Sunday, July 18, 2021

The infernal coin

Sermon for the seventh Sunday after Trinity

"When you're dead, you're dead!"

How many times have you heard that? How does it make you feel?

At first sight, doesn't really mean anything, but then you understand that the person saying this means that he does not believe in life after death.

We all know that we are highly likely to die. Enochs and Elijahs don't come along every day. We know that death is something that we will have to face. If there is nothing of us after death, then this life is all there is and we have to make the most of it. So why not devote your life just to enjoying yourself. The pain of living is only temporary, so just do what you want. When you're dead, you can't feel pain or humiliation or anger. 

When you're dead the lives of the people you leave behind can't matter. Love ends at death, and so do all the affections that you have for other people and those that others have for you. There's no need to love, there's no need to get caught up in families. There is only the need to enjoy yourself. Do what makes you happy.

[PAUSE]

Dear God, that is such a bleak philosophy! While the fear of death does not prove the existence of the afterlife, our experience that life has some meaning seems unshakable. Yet, if there is only death then there is no meaning.
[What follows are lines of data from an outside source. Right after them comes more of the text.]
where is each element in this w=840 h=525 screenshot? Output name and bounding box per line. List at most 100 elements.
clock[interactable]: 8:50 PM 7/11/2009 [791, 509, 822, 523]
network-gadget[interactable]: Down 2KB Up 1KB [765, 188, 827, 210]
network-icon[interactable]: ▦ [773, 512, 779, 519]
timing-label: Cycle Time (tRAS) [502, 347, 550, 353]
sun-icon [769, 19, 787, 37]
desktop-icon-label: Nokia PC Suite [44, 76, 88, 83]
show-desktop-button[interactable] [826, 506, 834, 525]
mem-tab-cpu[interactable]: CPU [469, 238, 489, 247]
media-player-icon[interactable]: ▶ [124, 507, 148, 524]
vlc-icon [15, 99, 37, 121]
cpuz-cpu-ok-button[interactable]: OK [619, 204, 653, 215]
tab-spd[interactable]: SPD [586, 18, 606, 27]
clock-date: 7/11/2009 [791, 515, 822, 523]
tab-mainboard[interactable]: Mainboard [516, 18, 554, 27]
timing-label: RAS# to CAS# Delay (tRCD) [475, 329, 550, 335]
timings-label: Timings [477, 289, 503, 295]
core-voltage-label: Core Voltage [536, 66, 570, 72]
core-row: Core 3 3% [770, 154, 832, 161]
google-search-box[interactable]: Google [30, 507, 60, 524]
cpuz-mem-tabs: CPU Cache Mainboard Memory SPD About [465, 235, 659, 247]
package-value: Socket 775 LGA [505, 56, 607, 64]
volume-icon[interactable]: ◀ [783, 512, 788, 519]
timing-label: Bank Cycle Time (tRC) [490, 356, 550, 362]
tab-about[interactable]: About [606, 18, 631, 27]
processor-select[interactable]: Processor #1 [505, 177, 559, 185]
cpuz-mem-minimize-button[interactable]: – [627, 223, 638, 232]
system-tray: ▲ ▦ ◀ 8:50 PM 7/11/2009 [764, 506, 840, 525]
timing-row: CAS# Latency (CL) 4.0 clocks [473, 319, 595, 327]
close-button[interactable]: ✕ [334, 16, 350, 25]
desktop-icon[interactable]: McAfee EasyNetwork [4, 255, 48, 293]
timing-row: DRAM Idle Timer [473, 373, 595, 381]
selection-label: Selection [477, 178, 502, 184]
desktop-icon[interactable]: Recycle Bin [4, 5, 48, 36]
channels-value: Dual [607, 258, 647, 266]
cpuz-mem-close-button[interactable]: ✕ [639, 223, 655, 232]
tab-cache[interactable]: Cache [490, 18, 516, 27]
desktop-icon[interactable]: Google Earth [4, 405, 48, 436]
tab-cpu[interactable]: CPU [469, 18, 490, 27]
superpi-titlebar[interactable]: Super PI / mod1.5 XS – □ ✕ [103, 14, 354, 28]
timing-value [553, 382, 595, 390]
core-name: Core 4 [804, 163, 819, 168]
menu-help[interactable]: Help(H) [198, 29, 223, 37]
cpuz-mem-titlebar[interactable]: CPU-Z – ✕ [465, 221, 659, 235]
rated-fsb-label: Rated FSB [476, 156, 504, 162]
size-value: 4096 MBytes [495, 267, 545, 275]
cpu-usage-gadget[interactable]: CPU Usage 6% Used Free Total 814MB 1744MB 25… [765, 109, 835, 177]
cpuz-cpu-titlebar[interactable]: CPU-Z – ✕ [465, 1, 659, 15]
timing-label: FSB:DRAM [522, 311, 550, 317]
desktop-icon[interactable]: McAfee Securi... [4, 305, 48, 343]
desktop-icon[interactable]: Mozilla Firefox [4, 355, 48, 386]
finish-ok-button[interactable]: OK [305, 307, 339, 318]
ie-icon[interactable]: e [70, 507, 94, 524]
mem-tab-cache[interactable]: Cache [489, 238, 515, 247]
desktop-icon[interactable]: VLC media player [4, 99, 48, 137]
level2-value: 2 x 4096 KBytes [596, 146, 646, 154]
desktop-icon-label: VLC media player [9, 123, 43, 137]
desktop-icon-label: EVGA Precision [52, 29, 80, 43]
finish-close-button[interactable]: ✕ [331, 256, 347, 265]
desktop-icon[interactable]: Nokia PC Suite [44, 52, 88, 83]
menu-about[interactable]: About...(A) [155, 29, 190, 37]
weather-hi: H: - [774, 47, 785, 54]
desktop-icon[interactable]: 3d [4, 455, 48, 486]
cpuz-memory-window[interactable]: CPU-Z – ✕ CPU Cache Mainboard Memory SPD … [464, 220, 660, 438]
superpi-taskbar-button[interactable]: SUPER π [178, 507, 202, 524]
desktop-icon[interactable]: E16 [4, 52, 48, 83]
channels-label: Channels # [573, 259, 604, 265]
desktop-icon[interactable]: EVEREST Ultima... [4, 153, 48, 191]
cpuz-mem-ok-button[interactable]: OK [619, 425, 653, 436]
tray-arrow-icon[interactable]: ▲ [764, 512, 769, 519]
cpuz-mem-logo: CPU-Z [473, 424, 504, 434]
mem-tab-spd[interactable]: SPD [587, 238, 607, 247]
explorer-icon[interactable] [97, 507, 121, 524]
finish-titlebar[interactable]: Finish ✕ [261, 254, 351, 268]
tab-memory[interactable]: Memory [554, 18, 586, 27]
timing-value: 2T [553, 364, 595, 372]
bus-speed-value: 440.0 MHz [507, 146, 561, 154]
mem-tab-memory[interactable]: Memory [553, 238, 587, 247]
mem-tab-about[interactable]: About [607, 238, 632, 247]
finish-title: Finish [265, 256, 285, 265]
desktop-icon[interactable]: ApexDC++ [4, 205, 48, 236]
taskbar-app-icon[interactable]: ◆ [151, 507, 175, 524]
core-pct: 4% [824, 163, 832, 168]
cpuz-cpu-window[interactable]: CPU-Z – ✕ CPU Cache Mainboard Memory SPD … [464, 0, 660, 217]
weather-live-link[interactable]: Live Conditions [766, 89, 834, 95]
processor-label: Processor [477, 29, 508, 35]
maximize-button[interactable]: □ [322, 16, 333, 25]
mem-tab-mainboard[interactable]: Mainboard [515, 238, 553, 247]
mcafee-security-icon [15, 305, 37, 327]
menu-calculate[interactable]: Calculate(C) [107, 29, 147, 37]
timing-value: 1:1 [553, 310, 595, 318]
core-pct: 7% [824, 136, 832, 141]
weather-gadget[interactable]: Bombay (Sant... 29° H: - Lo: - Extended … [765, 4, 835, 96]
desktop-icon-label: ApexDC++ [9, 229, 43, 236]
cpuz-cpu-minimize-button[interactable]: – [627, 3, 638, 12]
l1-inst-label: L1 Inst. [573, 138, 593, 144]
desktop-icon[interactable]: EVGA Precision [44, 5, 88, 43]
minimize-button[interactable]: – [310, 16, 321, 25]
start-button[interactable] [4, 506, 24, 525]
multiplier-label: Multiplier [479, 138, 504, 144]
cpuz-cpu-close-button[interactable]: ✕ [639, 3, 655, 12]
We know that every human being has a meaning, even those who live for just a day, even those whose lives are blighted by pain and suffering and poverty and sickness and slavery. And that means that we believe not only that there is life after death but there is also justice after death.

We believe in God and we trust in His promise of Life Eternal with Him.

[PAUSE]

The fact that we die leaves us open to the temptation to sin. Sin and death are the two sides of the same coin. We sin because we think it won't matter in the long run. We die because our sin cuts us off from God Who is Life. 

To remove sin from our lives, to come to God soiled by our wrongdoing and be washed by His Grace, these destroy Death's sting because we enter life through the Cross of Christ. In Him, the sufferings of us all are not only put right but sanctified to the extent that our scars become more beautiful than gold, diamonds or precious stones.

The wages of sin is death, so all the poverty that comes from renouncing sin brings us to greater riches.

[PAUSE]

We are Christians and we believe God that our lives mean more than we know. If sin and death are two sides of the same coin, then perhaps that coin needs to be flipped into the pit whence it came.